Jesus’ leadership example is servant-leadership. He “came not to be served but to serve” (Mat. 20:28). In any organization, people are the greatest resource or asset. They are more important than money or raw material. Relationships are vital in leadership because they foster familiarity and comfort with the leader’s role. When you are simply an example to other people, you are a leader. When you seek to foster a relationship for God’s glory you are as much a leader as any person could be.
Another form of fostering relationships and being among the people is visitation. One famous preacher wrote, “There is, I believe, a therapeutic value in visitation. When you get out into the real world where the babies are being born and people are dying, and you visit, you are indeed in the real world.” Another preacher wrote, “Visit the church to know their needs and be better able to apply the Word of God to their needs. Work to know by name those who attend regularly, their children’s names, where they work, what they do as they are about their work, where they live and the kind of circumstances in which they live.” Visitation is the practical application and manifestation of a ministry that places people first. If we mimic Jesus’ example of coming to serve and not to be served, we will be where they are.

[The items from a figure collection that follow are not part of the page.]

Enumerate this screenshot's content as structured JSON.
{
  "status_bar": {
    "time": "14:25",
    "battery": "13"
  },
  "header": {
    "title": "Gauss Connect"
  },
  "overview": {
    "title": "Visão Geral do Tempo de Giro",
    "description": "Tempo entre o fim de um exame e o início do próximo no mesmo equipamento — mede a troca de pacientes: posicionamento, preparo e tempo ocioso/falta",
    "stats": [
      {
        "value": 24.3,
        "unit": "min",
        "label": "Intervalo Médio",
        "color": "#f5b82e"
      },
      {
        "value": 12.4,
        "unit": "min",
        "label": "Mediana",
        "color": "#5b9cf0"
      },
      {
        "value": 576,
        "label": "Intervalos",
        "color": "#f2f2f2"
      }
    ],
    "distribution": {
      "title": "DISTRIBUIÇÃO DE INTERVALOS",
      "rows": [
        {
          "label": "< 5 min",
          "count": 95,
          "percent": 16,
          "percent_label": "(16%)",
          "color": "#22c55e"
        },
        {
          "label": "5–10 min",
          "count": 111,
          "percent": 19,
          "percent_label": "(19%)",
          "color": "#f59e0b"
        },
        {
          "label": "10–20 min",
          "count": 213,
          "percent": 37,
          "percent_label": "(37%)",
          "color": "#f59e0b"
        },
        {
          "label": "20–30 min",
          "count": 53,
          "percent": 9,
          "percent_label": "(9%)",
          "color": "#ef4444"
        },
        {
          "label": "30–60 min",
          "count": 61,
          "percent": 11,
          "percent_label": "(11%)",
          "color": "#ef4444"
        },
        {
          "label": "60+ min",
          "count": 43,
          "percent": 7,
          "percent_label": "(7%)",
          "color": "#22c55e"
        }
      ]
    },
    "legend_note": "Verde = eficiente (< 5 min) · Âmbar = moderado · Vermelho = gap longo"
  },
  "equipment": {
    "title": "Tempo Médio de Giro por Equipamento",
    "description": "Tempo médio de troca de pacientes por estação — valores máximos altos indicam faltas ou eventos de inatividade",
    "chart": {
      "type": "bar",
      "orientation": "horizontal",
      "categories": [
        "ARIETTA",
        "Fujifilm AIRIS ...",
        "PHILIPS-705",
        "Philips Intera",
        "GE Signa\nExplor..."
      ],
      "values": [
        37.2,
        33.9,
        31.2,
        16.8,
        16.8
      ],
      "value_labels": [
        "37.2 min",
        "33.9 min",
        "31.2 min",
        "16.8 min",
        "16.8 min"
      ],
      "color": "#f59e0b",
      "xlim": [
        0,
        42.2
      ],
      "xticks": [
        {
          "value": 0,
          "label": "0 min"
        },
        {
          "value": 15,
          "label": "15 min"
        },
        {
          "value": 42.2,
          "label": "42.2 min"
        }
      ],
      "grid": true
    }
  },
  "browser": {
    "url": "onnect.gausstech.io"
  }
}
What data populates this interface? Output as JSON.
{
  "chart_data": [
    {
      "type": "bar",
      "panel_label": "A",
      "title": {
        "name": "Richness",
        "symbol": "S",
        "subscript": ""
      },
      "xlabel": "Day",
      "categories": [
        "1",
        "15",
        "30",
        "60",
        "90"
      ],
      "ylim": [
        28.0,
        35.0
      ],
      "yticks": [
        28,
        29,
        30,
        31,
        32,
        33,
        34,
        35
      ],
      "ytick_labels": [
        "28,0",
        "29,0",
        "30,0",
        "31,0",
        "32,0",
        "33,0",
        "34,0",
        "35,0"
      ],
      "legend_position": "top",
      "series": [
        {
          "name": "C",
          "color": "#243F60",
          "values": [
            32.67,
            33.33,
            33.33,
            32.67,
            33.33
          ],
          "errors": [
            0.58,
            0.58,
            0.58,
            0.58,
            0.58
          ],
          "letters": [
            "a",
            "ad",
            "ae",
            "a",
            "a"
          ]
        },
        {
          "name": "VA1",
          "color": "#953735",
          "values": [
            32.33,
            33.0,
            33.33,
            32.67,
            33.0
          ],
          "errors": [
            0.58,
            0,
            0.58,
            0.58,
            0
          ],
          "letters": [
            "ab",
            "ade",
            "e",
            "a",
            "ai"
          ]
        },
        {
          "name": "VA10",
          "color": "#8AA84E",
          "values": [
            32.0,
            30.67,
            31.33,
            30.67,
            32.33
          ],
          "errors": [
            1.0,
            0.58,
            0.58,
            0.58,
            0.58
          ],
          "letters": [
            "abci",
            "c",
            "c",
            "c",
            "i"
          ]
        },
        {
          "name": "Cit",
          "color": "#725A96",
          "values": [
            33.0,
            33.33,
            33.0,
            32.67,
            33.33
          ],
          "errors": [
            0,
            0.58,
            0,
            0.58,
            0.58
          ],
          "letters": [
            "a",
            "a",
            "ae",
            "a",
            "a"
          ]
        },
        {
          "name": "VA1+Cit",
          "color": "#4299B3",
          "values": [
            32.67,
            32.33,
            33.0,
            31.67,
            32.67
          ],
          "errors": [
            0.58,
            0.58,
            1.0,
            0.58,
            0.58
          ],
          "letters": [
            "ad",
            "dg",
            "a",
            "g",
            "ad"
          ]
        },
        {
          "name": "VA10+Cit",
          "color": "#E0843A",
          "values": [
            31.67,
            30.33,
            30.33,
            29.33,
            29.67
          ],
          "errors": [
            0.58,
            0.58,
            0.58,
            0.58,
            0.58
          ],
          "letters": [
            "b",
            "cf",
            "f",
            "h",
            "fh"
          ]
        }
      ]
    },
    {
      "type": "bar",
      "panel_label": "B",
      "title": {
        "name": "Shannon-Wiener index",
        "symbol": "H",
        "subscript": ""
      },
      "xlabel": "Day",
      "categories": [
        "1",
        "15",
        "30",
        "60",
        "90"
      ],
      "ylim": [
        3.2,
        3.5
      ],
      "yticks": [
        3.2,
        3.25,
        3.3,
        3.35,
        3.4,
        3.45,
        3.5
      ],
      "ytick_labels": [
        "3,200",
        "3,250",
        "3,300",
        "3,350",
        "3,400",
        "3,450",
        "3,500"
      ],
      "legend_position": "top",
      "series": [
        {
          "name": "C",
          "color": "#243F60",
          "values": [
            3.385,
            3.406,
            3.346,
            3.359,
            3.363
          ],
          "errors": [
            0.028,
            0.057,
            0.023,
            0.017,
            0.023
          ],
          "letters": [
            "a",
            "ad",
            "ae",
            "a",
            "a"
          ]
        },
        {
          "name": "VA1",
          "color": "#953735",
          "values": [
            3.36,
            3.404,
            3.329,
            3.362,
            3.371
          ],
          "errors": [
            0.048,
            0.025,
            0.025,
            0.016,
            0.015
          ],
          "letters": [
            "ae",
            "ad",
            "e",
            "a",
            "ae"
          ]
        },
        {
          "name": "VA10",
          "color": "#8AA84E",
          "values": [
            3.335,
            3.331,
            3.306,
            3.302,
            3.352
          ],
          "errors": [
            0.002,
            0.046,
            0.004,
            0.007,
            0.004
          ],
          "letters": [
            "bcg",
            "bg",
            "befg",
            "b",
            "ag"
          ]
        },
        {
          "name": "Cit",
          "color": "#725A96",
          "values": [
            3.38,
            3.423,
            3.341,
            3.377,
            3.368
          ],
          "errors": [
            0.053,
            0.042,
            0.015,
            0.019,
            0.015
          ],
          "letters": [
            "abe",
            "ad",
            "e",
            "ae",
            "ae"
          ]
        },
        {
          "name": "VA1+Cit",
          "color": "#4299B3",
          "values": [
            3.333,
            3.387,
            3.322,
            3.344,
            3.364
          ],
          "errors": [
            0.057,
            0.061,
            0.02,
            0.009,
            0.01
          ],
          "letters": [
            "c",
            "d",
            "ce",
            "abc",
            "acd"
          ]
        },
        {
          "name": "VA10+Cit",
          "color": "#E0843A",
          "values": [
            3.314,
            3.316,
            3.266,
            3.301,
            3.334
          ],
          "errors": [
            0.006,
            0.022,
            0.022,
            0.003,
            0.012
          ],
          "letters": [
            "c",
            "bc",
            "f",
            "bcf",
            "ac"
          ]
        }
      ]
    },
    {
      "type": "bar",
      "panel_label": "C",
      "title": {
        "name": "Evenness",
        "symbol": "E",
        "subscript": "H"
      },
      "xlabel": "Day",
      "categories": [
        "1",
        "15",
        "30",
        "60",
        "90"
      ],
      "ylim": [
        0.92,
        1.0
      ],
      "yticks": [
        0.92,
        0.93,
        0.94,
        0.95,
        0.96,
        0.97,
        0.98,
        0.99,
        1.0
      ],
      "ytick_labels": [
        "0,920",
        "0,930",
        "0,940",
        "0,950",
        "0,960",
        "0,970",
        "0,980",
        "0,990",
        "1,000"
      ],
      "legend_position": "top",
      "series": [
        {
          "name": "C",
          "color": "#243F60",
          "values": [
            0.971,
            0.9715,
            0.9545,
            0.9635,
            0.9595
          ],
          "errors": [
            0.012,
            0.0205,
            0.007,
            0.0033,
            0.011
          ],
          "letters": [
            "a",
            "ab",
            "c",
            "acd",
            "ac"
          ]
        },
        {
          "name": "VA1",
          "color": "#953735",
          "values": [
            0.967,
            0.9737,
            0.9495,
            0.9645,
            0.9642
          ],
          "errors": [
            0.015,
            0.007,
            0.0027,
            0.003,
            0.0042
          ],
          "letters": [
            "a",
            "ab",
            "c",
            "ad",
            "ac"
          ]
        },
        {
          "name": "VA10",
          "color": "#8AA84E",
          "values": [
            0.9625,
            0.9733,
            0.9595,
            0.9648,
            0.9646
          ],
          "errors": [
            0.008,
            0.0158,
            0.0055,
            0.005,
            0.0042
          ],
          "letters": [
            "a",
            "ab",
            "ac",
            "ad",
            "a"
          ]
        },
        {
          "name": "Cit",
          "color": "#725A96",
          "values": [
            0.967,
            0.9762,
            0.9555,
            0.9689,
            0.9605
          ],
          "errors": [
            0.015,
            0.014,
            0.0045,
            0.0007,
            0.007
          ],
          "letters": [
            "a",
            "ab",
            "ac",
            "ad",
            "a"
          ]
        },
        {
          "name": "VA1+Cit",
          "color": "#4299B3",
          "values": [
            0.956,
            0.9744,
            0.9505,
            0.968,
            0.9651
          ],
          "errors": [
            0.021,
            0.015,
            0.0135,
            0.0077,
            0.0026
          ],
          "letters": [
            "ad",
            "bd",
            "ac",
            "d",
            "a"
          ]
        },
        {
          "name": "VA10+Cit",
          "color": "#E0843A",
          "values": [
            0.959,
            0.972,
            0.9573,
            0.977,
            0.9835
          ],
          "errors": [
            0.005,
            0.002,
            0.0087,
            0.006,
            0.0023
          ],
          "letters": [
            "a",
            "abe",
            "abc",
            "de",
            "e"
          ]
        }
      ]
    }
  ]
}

Another important aspect in servant-leadership is enthusiasm. Paul describes the Lord’s people as God’s “possession who are zealous for good works” (Tit. 2:14). In the course of serving others and meeting their needs, pessimism may be a temptation. Any time a person forces themselves to behave differently than they are naturally inclined to, they may do so in a disgruntled manner. That is why this aspect requires extra attention in servant-leadership. A great preacher I respect, “What if there were more Epaphrases in the local church? (Colossians 4:12-13). Epaphras agonized intensely over his brethren as he prayed for them (v. 12). He not only prayed for them but did so with great fervor. Further, he had an overflowing desire for his brethren (v. 13). His heart was with God’s people!” Moving past the frustration of subjugating our own will beneath God’s will is a vital process in a servant of God’s life. That preacher points out, “Our passions are always with us, so we must train them. Our greatest interest must be in spiritual things.” The servant portion of servant-leadership is not to be done begrudgingly, rather zealously and with infectious enthusiasm. Such an enthusiasm is a tool for a leader’s example and guidance of his people to act likewise. Part of our leadership and our service to others should be infectious enthusiasm for the Lord’s work.